Sederhananya, pajak atas barang mewah ini merupakan pajak yang dikenakan terhadap barang yang tergolong mewah (Lennard, 1918). Menurut Lennard, ada dua sebab yang mendasari diberlakukannya pajak atas barang mewah.
Pertama, untuk membatasi konsumsi masyarakat atas barang-barang mewah sehingga konsumsi lebih diarahkan pada kebutuhan atau barang yang lebih mendesak, sekaligus mengurangi ketimpangan sosial.

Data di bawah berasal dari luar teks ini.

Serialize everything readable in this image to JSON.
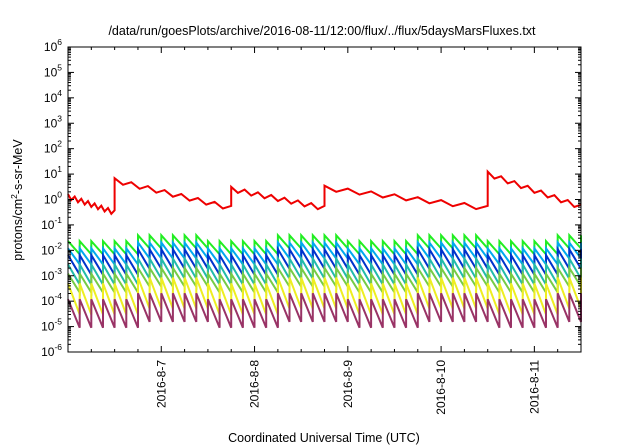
{
  "chart_data": {
    "type": "line",
    "title": "/data/run/goesPlots/archive/2016-08-11/12:00/flux/../flux/5daysMarsFluxes.txt",
    "xlabel": "Coordinated Universal Time (UTC)",
    "ylabel": {
      "pre": "protons/cm",
      "sup": "2",
      "post": "-s-sr-MeV"
    },
    "y_scale": "log",
    "ylim": [
      1e-06,
      1000000.0
    ],
    "y_ticks": [
      {
        "base": "10",
        "exp": "-6"
      },
      {
        "base": "10",
        "exp": "-5"
      },
      {
        "base": "10",
        "exp": "-4"
      },
      {
        "base": "10",
        "exp": "-3"
      },
      {
        "base": "10",
        "exp": "-2"
      },
      {
        "base": "10",
        "exp": "-1"
      },
      {
        "base": "10",
        "exp": "0"
      },
      {
        "base": "10",
        "exp": "1"
      },
      {
        "base": "10",
        "exp": "2"
      },
      {
        "base": "10",
        "exp": "3"
      },
      {
        "base": "10",
        "exp": "4"
      },
      {
        "base": "10",
        "exp": "5"
      },
      {
        "base": "10",
        "exp": "6"
      }
    ],
    "xlim": [
      "2016-08-06T00:00",
      "2016-08-11T12:00"
    ],
    "x_ticks": [
      "2016-8-7",
      "2016-8-8",
      "2016-8-9",
      "2016-8-10",
      "2016-8-11"
    ],
    "grid": false,
    "legend": "none",
    "series": [
      {
        "color": "#ee0000",
        "description": "sawtooth profile, jumps near Aug 6 12:00, Aug 7 18:00, Aug 8 18:00, Aug 10 12:00",
        "segments": [
          {
            "start": "2016-08-06T00:00",
            "end": "2016-08-06T12:00",
            "from": 1.3,
            "to": 0.3
          },
          {
            "start": "2016-08-06T12:00",
            "end": "2016-08-07T18:00",
            "from": 5.5,
            "to": 0.45
          },
          {
            "start": "2016-08-07T18:00",
            "end": "2016-08-08T18:00",
            "from": 2.5,
            "to": 0.45
          },
          {
            "start": "2016-08-08T18:00",
            "end": "2016-08-10T12:00",
            "from": 2.8,
            "to": 0.45
          },
          {
            "start": "2016-08-10T12:00",
            "end": "2016-08-11T12:00",
            "from": 10,
            "to": 0.5
          }
        ]
      },
      {
        "color": "#22ee22",
        "description": "periodic sawtooth",
        "peak": 0.023,
        "trough": 0.007,
        "step_day": 0.75,
        "step_factor": 1.7
      },
      {
        "color": "#00aaee",
        "description": "periodic sawtooth",
        "peak": 0.012,
        "trough": 0.0028,
        "step_day": 0.75,
        "step_factor": 1.7
      },
      {
        "color": "#0033cc",
        "description": "periodic sawtooth",
        "peak": 0.0065,
        "trough": 0.0011,
        "step_day": 0.75,
        "step_factor": 1.7
      },
      {
        "color": "#22bbaa",
        "description": "periodic sawtooth",
        "peak": 0.0028,
        "trough": 0.00045,
        "step_day": 0.75,
        "step_factor": 1.7
      },
      {
        "color": "#77cc44",
        "description": "periodic sawtooth",
        "peak": 0.0012,
        "trough": 0.00022,
        "step_day": 0.75,
        "step_factor": 1.7
      },
      {
        "color": "#eeee22",
        "description": "periodic sawtooth",
        "peak": 0.0005,
        "trough": 3e-05,
        "step_day": 0.75,
        "step_factor": 1.7
      },
      {
        "color": "#993366",
        "description": "periodic sawtooth",
        "peak": 0.00012,
        "trough": 9e-06,
        "step_day": 0.75,
        "step_factor": 1.7
      }
    ]
  }
}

Kedua, pajak atas barang mewah bisa digunakan sebagai pelengkap jenis pajak lainnya dan menjadi instrumen untuk meningkatkan penerimaan negara. Pajak atas barang mewah dapat diterapkan pada sistem pajak penjualan (sales tax), PPN, atau sistem pemungutan cukai.
Di Indonesia, penyerahan barang kena pajak tertentu tak hanya dikenakan PPN, tetapi juga dikenakan pajak penjualan atas barang mewah (PPnBM). Ketentuan PPnBM tersebut diatur dalam UU PPN. Namun, UU PPN tidak menyebutkan secara eksplisit definisi dari PPnBM.

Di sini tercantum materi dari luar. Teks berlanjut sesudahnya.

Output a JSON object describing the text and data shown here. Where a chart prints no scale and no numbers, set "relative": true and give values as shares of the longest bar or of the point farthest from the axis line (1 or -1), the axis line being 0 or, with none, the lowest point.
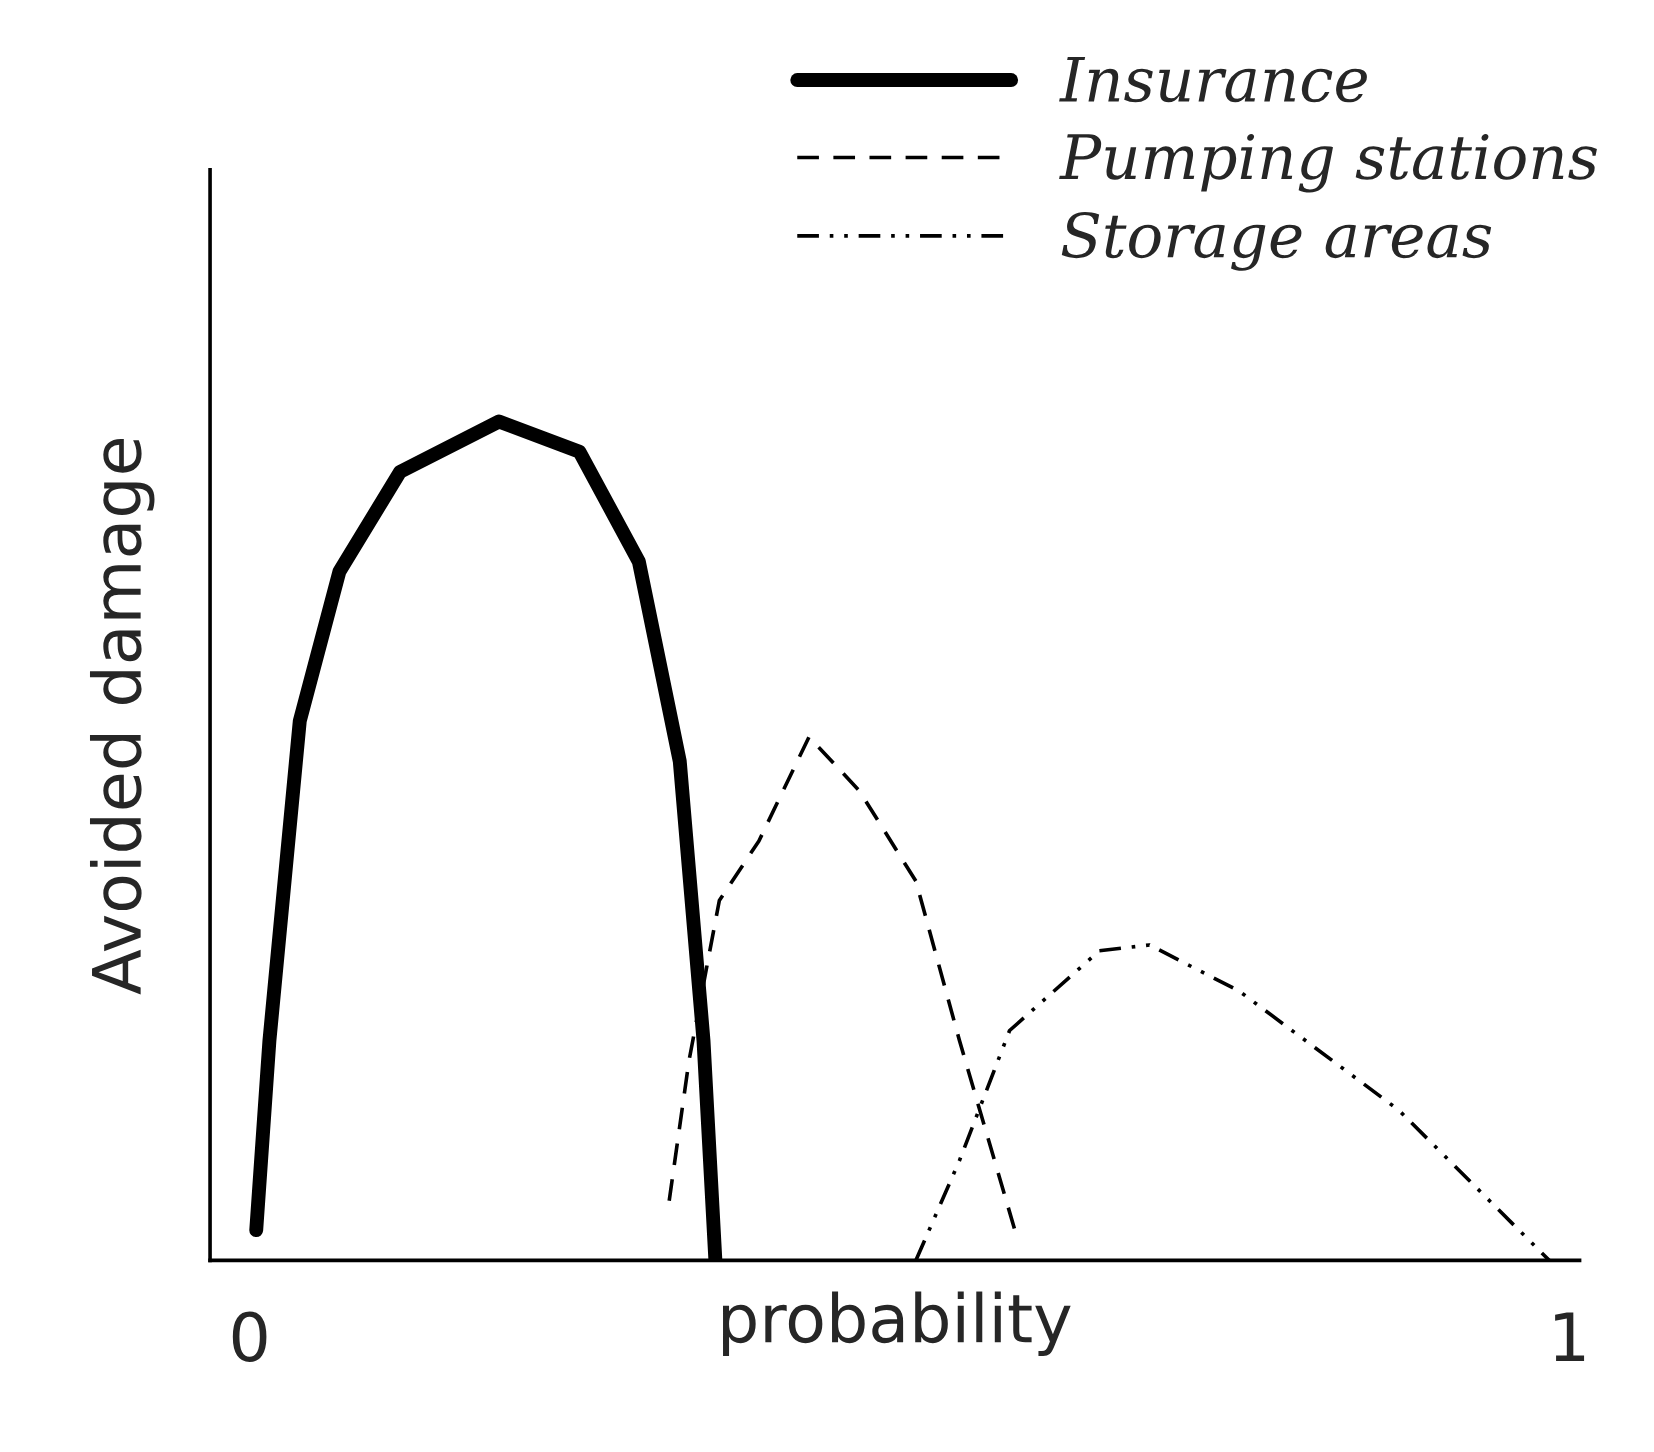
{
  "chart_data": {
    "type": "line",
    "relative": true,
    "xlabel": "probability",
    "ylabel": "Avoided damage",
    "xlim": [
      -0.03,
      1.008
    ],
    "xticks": [
      0,
      1
    ],
    "legend": "top right",
    "grid": false,
    "marker": "none",
    "series": [
      {
        "name": "Insurance",
        "color": "#000000",
        "line_style": "solid",
        "x": [
          0.005,
          0.015,
          0.038,
          0.068,
          0.114,
          0.189,
          0.25,
          0.295,
          0.326,
          0.344,
          0.353
        ],
        "values": [
          0.036,
          0.262,
          0.643,
          0.821,
          0.94,
          1.0,
          0.964,
          0.833,
          0.595,
          0.262,
          0
        ]
      },
      {
        "name": "Pumping stations",
        "color": "#000000",
        "line_style": "dashed",
        "x": [
          0.318,
          0.333,
          0.356,
          0.386,
          0.424,
          0.462,
          0.505,
          0.538,
          0.58
        ],
        "values": [
          0.071,
          0.238,
          0.429,
          0.5,
          0.624,
          0.56,
          0.452,
          0.262,
          0.036
        ]
      },
      {
        "name": "Storage areas",
        "color": "#000000",
        "line_style": "dashdot",
        "x": [
          0.505,
          0.538,
          0.576,
          0.644,
          0.682,
          0.75,
          0.871,
          0.985
        ],
        "values": [
          0,
          0.119,
          0.274,
          0.369,
          0.376,
          0.321,
          0.179,
          0
        ]
      }
    ]
  }
}
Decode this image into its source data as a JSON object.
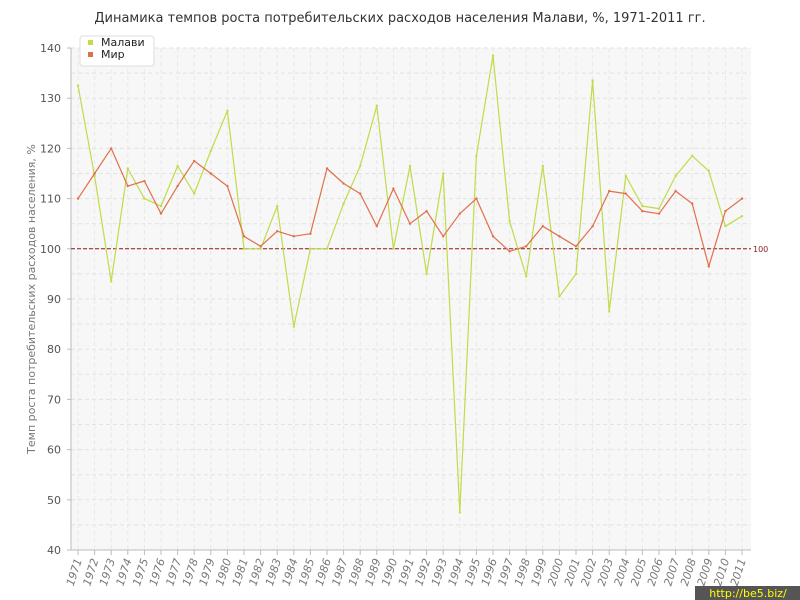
{
  "chart_data": {
    "type": "line",
    "title": "Динамика темпов роста потребительских расходов населения Малави, %, 1971-2011 гг.",
    "ylabel": "Темп роста потребительских расходов населения, %",
    "xlabel": "",
    "ylim": [
      40,
      140
    ],
    "yticks": [
      40,
      50,
      60,
      70,
      80,
      90,
      100,
      110,
      120,
      130,
      140
    ],
    "categories": [
      "1971",
      "1972",
      "1973",
      "1974",
      "1975",
      "1976",
      "1977",
      "1978",
      "1979",
      "1980",
      "1981",
      "1982",
      "1983",
      "1984",
      "1985",
      "1986",
      "1987",
      "1988",
      "1989",
      "1990",
      "1991",
      "1992",
      "1993",
      "1994",
      "1995",
      "1996",
      "1997",
      "1998",
      "1999",
      "2000",
      "2001",
      "2002",
      "2003",
      "2004",
      "2005",
      "2006",
      "2007",
      "2008",
      "2009",
      "2010",
      "2011"
    ],
    "series": [
      {
        "name": "Малави",
        "color": "#bfdc4a",
        "values": [
          132.5,
          114.5,
          93.5,
          116,
          110,
          108.5,
          116.5,
          111,
          119.5,
          127.5,
          100,
          100,
          108.5,
          84.5,
          100,
          100,
          109,
          116.5,
          128.5,
          100,
          116.5,
          95,
          115,
          47.5,
          118.5,
          138.5,
          105.5,
          94.5,
          116.5,
          90.5,
          95,
          133.5,
          87.5,
          114.5,
          108.5,
          108,
          114.5,
          118.5,
          115.5,
          104.5,
          106.5
        ]
      },
      {
        "name": "Мир",
        "color": "#e0704a",
        "values": [
          110,
          115,
          120,
          112.5,
          113.5,
          107,
          112.5,
          117.5,
          115,
          112.5,
          102.5,
          100.5,
          103.5,
          102.5,
          103,
          116,
          113,
          111,
          104.5,
          112,
          105,
          107.5,
          102.5,
          107,
          110,
          102.5,
          99.5,
          100.5,
          104.5,
          102.5,
          100.5,
          104.5,
          111.5,
          111,
          107.5,
          107,
          111.5,
          109,
          96.5,
          107.5,
          110
        ]
      }
    ],
    "reference_line": {
      "value": 100,
      "label": "100",
      "color": "#8a1c1c"
    },
    "legend": {
      "placement": "top-left"
    },
    "grid": true
  },
  "watermark": "http://be5.biz/"
}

Meski demikian, definisi PPnBM tercantum dalam Pasal 1 angka 3 PMK 141/2021. Pasal tersebut mendefinisikan PPnBM sebagai pajak yang dikenakan atas penyerahan Barang Kena Pajak (BKP) yang tergolong mewah berdasarkan UU PPN.
Berdasarkan Pasal 5 ayat (1) UU PPN, PPnBM dikenakan terhadap dua hal. Pertama, penyerahan BKP tergolong mewah yang dilakukan oleh pengusaha yang menghasilkan barang tersebut di dalam daerah pabean dalam kegiatan usaha atau pekerjaannya.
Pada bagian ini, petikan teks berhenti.